Pero en América Latina el rock fue tomado como una trinchera política, un terreno más dentro del mapa ideológico del siglo XX. A medida que el discurso antiimperialista crecía, especialmente desde los sectores culturales de izquierda, el rock comenzó a ser leído no como una herramienta de expresión, sino como una extensión del poder hegemónico norteamericano. Esa interpretación reduccionista que pretendía liberar al arte de las garras del imperio generó una paradoja devastadora, los mismos que hablaban de independencia terminaron construyendo muros. Surgió entonces la necesidad de “descolonizar” el rock, de vestirlo con ropajes autóctonos, de forzarlo a sonar distinto para no ser “otra copia del norte”. Y así nació la trampa del “sonido propio”, una consigna más política que musical que pronto se convirtió en norma estética.

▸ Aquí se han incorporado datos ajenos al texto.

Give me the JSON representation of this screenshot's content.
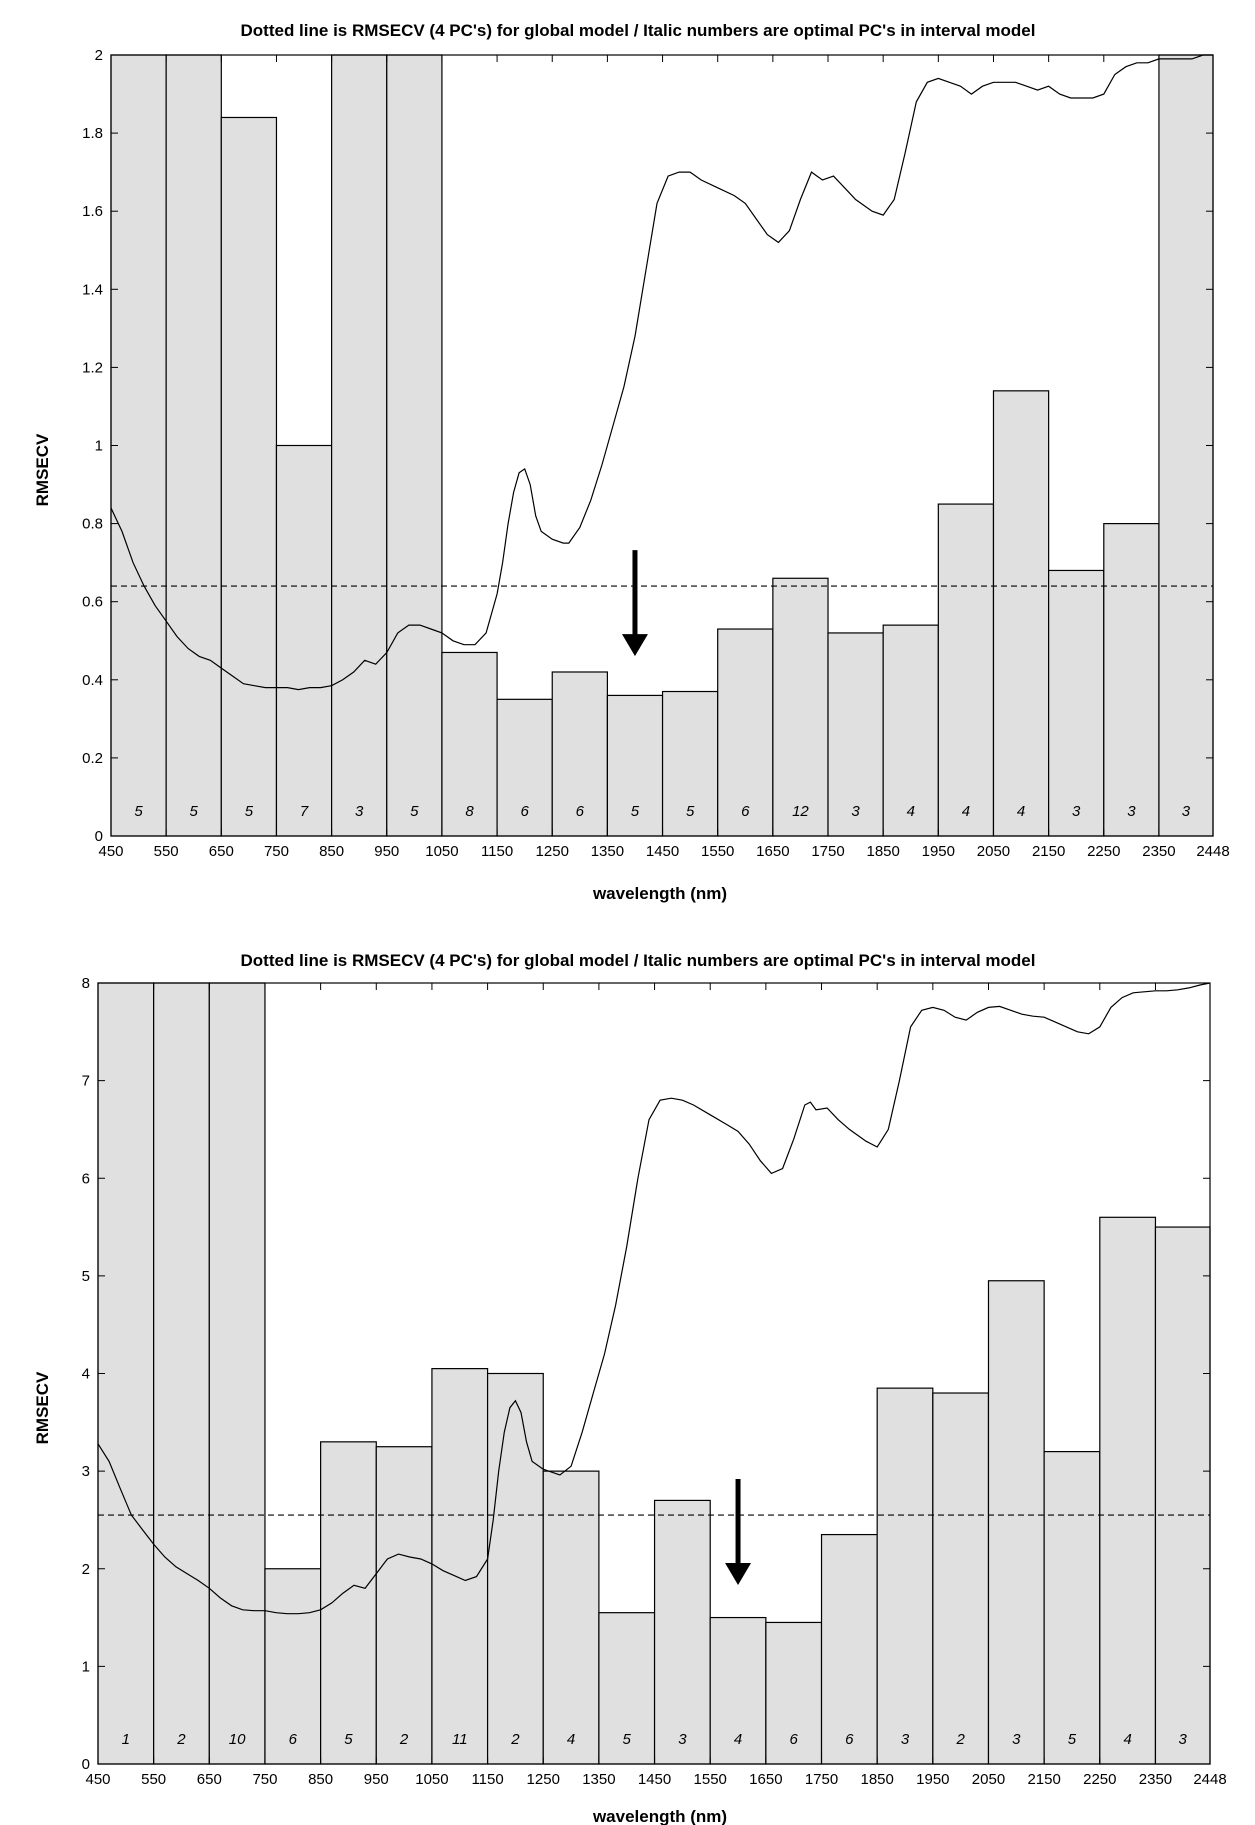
{
  "chart_data": [
    {
      "type": "bar",
      "title": "Dotted line is RMSECV (4 PC's) for global model / Italic numbers are optimal PC's in interval model",
      "xlabel": "wavelength (nm)",
      "ylabel": "RMSECV",
      "xlim": [
        450,
        2448
      ],
      "ylim": [
        0,
        2
      ],
      "xticks": [
        450,
        550,
        650,
        750,
        850,
        950,
        1050,
        1150,
        1250,
        1350,
        1450,
        1550,
        1650,
        1750,
        1850,
        1950,
        2050,
        2150,
        2250,
        2350,
        2448
      ],
      "yticks": [
        0,
        0.2,
        0.4,
        0.6,
        0.8,
        1,
        1.2,
        1.4,
        1.6,
        1.8,
        2
      ],
      "ytick_labels": [
        "0",
        "0.2",
        "0.4",
        "0.6",
        "0.8",
        "1",
        "1.2",
        "1.4",
        "1.6",
        "1.8",
        "2"
      ],
      "intervals": [
        [
          450,
          550
        ],
        [
          550,
          650
        ],
        [
          650,
          750
        ],
        [
          750,
          850
        ],
        [
          850,
          950
        ],
        [
          950,
          1050
        ],
        [
          1050,
          1150
        ],
        [
          1150,
          1250
        ],
        [
          1250,
          1350
        ],
        [
          1350,
          1450
        ],
        [
          1450,
          1550
        ],
        [
          1550,
          1650
        ],
        [
          1650,
          1750
        ],
        [
          1750,
          1850
        ],
        [
          1850,
          1950
        ],
        [
          1950,
          2050
        ],
        [
          2050,
          2150
        ],
        [
          2150,
          2250
        ],
        [
          2250,
          2350
        ],
        [
          2350,
          2448
        ]
      ],
      "values": [
        2.0,
        2.0,
        1.84,
        1.0,
        2.0,
        2.0,
        0.47,
        0.35,
        0.42,
        0.36,
        0.37,
        0.53,
        0.66,
        0.52,
        0.54,
        0.85,
        1.14,
        0.68,
        0.8,
        2.0
      ],
      "optimal_pcs": [
        "5",
        "5",
        "5",
        "7",
        "3",
        "5",
        "8",
        "6",
        "6",
        "5",
        "5",
        "6",
        "12",
        "3",
        "4",
        "4",
        "4",
        "3",
        "3",
        "3"
      ],
      "global_rmsecv": 0.64,
      "arrow_at": 1400,
      "spectrum": [
        [
          450,
          0.84
        ],
        [
          470,
          0.78
        ],
        [
          490,
          0.7
        ],
        [
          510,
          0.64
        ],
        [
          530,
          0.59
        ],
        [
          550,
          0.55
        ],
        [
          570,
          0.51
        ],
        [
          590,
          0.48
        ],
        [
          610,
          0.46
        ],
        [
          630,
          0.45
        ],
        [
          650,
          0.43
        ],
        [
          670,
          0.41
        ],
        [
          690,
          0.39
        ],
        [
          710,
          0.385
        ],
        [
          730,
          0.38
        ],
        [
          750,
          0.38
        ],
        [
          770,
          0.38
        ],
        [
          790,
          0.375
        ],
        [
          810,
          0.38
        ],
        [
          830,
          0.38
        ],
        [
          850,
          0.385
        ],
        [
          870,
          0.4
        ],
        [
          890,
          0.42
        ],
        [
          910,
          0.45
        ],
        [
          930,
          0.44
        ],
        [
          950,
          0.47
        ],
        [
          970,
          0.52
        ],
        [
          990,
          0.54
        ],
        [
          1010,
          0.54
        ],
        [
          1030,
          0.53
        ],
        [
          1050,
          0.52
        ],
        [
          1070,
          0.5
        ],
        [
          1090,
          0.49
        ],
        [
          1110,
          0.49
        ],
        [
          1130,
          0.52
        ],
        [
          1150,
          0.62
        ],
        [
          1160,
          0.7
        ],
        [
          1170,
          0.8
        ],
        [
          1180,
          0.88
        ],
        [
          1190,
          0.93
        ],
        [
          1200,
          0.94
        ],
        [
          1210,
          0.9
        ],
        [
          1220,
          0.82
        ],
        [
          1230,
          0.78
        ],
        [
          1250,
          0.76
        ],
        [
          1270,
          0.75
        ],
        [
          1280,
          0.75
        ],
        [
          1300,
          0.79
        ],
        [
          1320,
          0.86
        ],
        [
          1340,
          0.95
        ],
        [
          1360,
          1.05
        ],
        [
          1380,
          1.15
        ],
        [
          1400,
          1.28
        ],
        [
          1420,
          1.45
        ],
        [
          1440,
          1.62
        ],
        [
          1460,
          1.69
        ],
        [
          1480,
          1.7
        ],
        [
          1500,
          1.7
        ],
        [
          1520,
          1.68
        ],
        [
          1550,
          1.66
        ],
        [
          1580,
          1.64
        ],
        [
          1600,
          1.62
        ],
        [
          1620,
          1.58
        ],
        [
          1640,
          1.54
        ],
        [
          1660,
          1.52
        ],
        [
          1680,
          1.55
        ],
        [
          1700,
          1.63
        ],
        [
          1720,
          1.7
        ],
        [
          1730,
          1.69
        ],
        [
          1740,
          1.68
        ],
        [
          1760,
          1.69
        ],
        [
          1780,
          1.66
        ],
        [
          1800,
          1.63
        ],
        [
          1830,
          1.6
        ],
        [
          1850,
          1.59
        ],
        [
          1870,
          1.63
        ],
        [
          1890,
          1.75
        ],
        [
          1910,
          1.88
        ],
        [
          1930,
          1.93
        ],
        [
          1950,
          1.94
        ],
        [
          1970,
          1.93
        ],
        [
          1990,
          1.92
        ],
        [
          2010,
          1.9
        ],
        [
          2030,
          1.92
        ],
        [
          2050,
          1.93
        ],
        [
          2070,
          1.93
        ],
        [
          2090,
          1.93
        ],
        [
          2110,
          1.92
        ],
        [
          2130,
          1.91
        ],
        [
          2150,
          1.92
        ],
        [
          2170,
          1.9
        ],
        [
          2190,
          1.89
        ],
        [
          2210,
          1.89
        ],
        [
          2230,
          1.89
        ],
        [
          2250,
          1.9
        ],
        [
          2270,
          1.95
        ],
        [
          2290,
          1.97
        ],
        [
          2310,
          1.98
        ],
        [
          2330,
          1.98
        ],
        [
          2350,
          1.99
        ],
        [
          2370,
          1.99
        ],
        [
          2390,
          1.99
        ],
        [
          2410,
          1.99
        ],
        [
          2430,
          2.0
        ],
        [
          2448,
          2.0
        ]
      ]
    },
    {
      "type": "bar",
      "title": "Dotted line is RMSECV (4 PC's) for global model / Italic numbers are optimal PC's in interval model",
      "xlabel": "wavelength (nm)",
      "ylabel": "RMSECV",
      "xlim": [
        450,
        2448
      ],
      "ylim": [
        0,
        8
      ],
      "xticks": [
        450,
        550,
        650,
        750,
        850,
        950,
        1050,
        1150,
        1250,
        1350,
        1450,
        1550,
        1650,
        1750,
        1850,
        1950,
        2050,
        2150,
        2250,
        2350,
        2448
      ],
      "yticks": [
        0,
        1,
        2,
        3,
        4,
        5,
        6,
        7,
        8
      ],
      "ytick_labels": [
        "0",
        "1",
        "2",
        "3",
        "4",
        "5",
        "6",
        "7",
        "8"
      ],
      "intervals": [
        [
          450,
          550
        ],
        [
          550,
          650
        ],
        [
          650,
          750
        ],
        [
          750,
          850
        ],
        [
          850,
          950
        ],
        [
          950,
          1050
        ],
        [
          1050,
          1150
        ],
        [
          1150,
          1250
        ],
        [
          1250,
          1350
        ],
        [
          1350,
          1450
        ],
        [
          1450,
          1550
        ],
        [
          1550,
          1650
        ],
        [
          1650,
          1750
        ],
        [
          1750,
          1850
        ],
        [
          1850,
          1950
        ],
        [
          1950,
          2050
        ],
        [
          2050,
          2150
        ],
        [
          2150,
          2250
        ],
        [
          2250,
          2350
        ],
        [
          2350,
          2448
        ]
      ],
      "values": [
        8.0,
        8.0,
        8.0,
        2.0,
        3.3,
        3.25,
        4.05,
        4.0,
        3.0,
        1.55,
        2.7,
        1.5,
        1.45,
        2.35,
        3.85,
        3.8,
        4.95,
        3.2,
        5.6,
        5.5
      ],
      "optimal_pcs": [
        "1",
        "2",
        "10",
        "6",
        "5",
        "2",
        "11",
        "2",
        "4",
        "5",
        "3",
        "4",
        "6",
        "6",
        "3",
        "2",
        "3",
        "5",
        "4",
        "3"
      ],
      "global_rmsecv": 2.55,
      "arrow_at": 1600,
      "spectrum": [
        [
          450,
          3.28
        ],
        [
          470,
          3.1
        ],
        [
          490,
          2.82
        ],
        [
          510,
          2.55
        ],
        [
          530,
          2.4
        ],
        [
          550,
          2.25
        ],
        [
          570,
          2.12
        ],
        [
          590,
          2.02
        ],
        [
          610,
          1.95
        ],
        [
          630,
          1.88
        ],
        [
          650,
          1.8
        ],
        [
          670,
          1.7
        ],
        [
          690,
          1.62
        ],
        [
          710,
          1.58
        ],
        [
          730,
          1.57
        ],
        [
          750,
          1.57
        ],
        [
          770,
          1.55
        ],
        [
          790,
          1.54
        ],
        [
          810,
          1.54
        ],
        [
          830,
          1.55
        ],
        [
          850,
          1.58
        ],
        [
          870,
          1.65
        ],
        [
          890,
          1.75
        ],
        [
          910,
          1.83
        ],
        [
          930,
          1.8
        ],
        [
          950,
          1.95
        ],
        [
          970,
          2.1
        ],
        [
          990,
          2.15
        ],
        [
          1010,
          2.12
        ],
        [
          1030,
          2.1
        ],
        [
          1050,
          2.05
        ],
        [
          1070,
          1.98
        ],
        [
          1090,
          1.93
        ],
        [
          1110,
          1.88
        ],
        [
          1130,
          1.92
        ],
        [
          1150,
          2.1
        ],
        [
          1160,
          2.5
        ],
        [
          1170,
          3.0
        ],
        [
          1180,
          3.4
        ],
        [
          1190,
          3.65
        ],
        [
          1200,
          3.72
        ],
        [
          1210,
          3.6
        ],
        [
          1220,
          3.3
        ],
        [
          1230,
          3.1
        ],
        [
          1250,
          3.02
        ],
        [
          1270,
          2.98
        ],
        [
          1280,
          2.96
        ],
        [
          1300,
          3.05
        ],
        [
          1320,
          3.4
        ],
        [
          1340,
          3.8
        ],
        [
          1360,
          4.2
        ],
        [
          1380,
          4.7
        ],
        [
          1400,
          5.3
        ],
        [
          1420,
          6.0
        ],
        [
          1440,
          6.6
        ],
        [
          1460,
          6.8
        ],
        [
          1480,
          6.82
        ],
        [
          1500,
          6.8
        ],
        [
          1520,
          6.75
        ],
        [
          1550,
          6.65
        ],
        [
          1580,
          6.55
        ],
        [
          1600,
          6.48
        ],
        [
          1620,
          6.35
        ],
        [
          1640,
          6.18
        ],
        [
          1660,
          6.05
        ],
        [
          1680,
          6.1
        ],
        [
          1700,
          6.4
        ],
        [
          1720,
          6.75
        ],
        [
          1730,
          6.78
        ],
        [
          1740,
          6.7
        ],
        [
          1760,
          6.72
        ],
        [
          1780,
          6.6
        ],
        [
          1800,
          6.5
        ],
        [
          1830,
          6.38
        ],
        [
          1850,
          6.32
        ],
        [
          1870,
          6.5
        ],
        [
          1890,
          7.0
        ],
        [
          1910,
          7.55
        ],
        [
          1930,
          7.72
        ],
        [
          1950,
          7.75
        ],
        [
          1970,
          7.72
        ],
        [
          1990,
          7.65
        ],
        [
          2010,
          7.62
        ],
        [
          2030,
          7.7
        ],
        [
          2050,
          7.75
        ],
        [
          2070,
          7.76
        ],
        [
          2090,
          7.72
        ],
        [
          2110,
          7.68
        ],
        [
          2130,
          7.66
        ],
        [
          2150,
          7.65
        ],
        [
          2170,
          7.6
        ],
        [
          2190,
          7.55
        ],
        [
          2210,
          7.5
        ],
        [
          2230,
          7.48
        ],
        [
          2250,
          7.55
        ],
        [
          2270,
          7.75
        ],
        [
          2290,
          7.85
        ],
        [
          2310,
          7.9
        ],
        [
          2330,
          7.91
        ],
        [
          2350,
          7.92
        ],
        [
          2370,
          7.92
        ],
        [
          2390,
          7.93
        ],
        [
          2410,
          7.95
        ],
        [
          2430,
          7.98
        ],
        [
          2448,
          8.0
        ]
      ]
    }
  ]
}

Ese “sonido propio” se volvió mandato. Se esperaba que las bandas hicieran visible su contexto cultural en cada riff, que las letras fueran testimonio social, que los timbres reflejaran la tierra, que las producciones sonaran diferentes por principio. El problema fue que, al intentar crear una versión “liberada” del rock, se perdió su lenguaje. En lugar de apropiarse de la herramienta y hacerla crecer, se la deformó hasta el punto de la autocaricatura. Lo que empezó como una búsqueda de autenticidad se convirtió en un ejercicio de corrección política: había que sonar distinto no por creatividad, sino por ideología. Muchos críticos, periodistas y promotores repitieron el eslogan sin detenerse a pensar que el rock, precisamente por ser universal, no necesitaba justificarse a través de una identidad nacionalista y los que peleamos contra eso, fuimos vetados, ridiculizados y hechos parias por los ladrones a los que este discurso les favorece para poder llenarse los bolsillos con las políticas culturales y espacios de circulación.
De esa confusión entre independencia y aislamiento surgió una generación de bandas que competían en un torneo imaginario para demostrar quién era más local, quién tenía más raíz, quién lograba mezclar más “ritmos del pueblo” sin perder la distorsión. El resultado fue predecible y muchas veces patético, el rock latino terminó atrapado entre el folclorismo y la caricatura. Por un lado, bandas que disfrazaban la falta de técnica con discursos de identidad; por otro, oyentes internacionales que veían en esas fusiones un espectáculo pintoresco, exótico, pero irrelevante dentro de la conversación global del género.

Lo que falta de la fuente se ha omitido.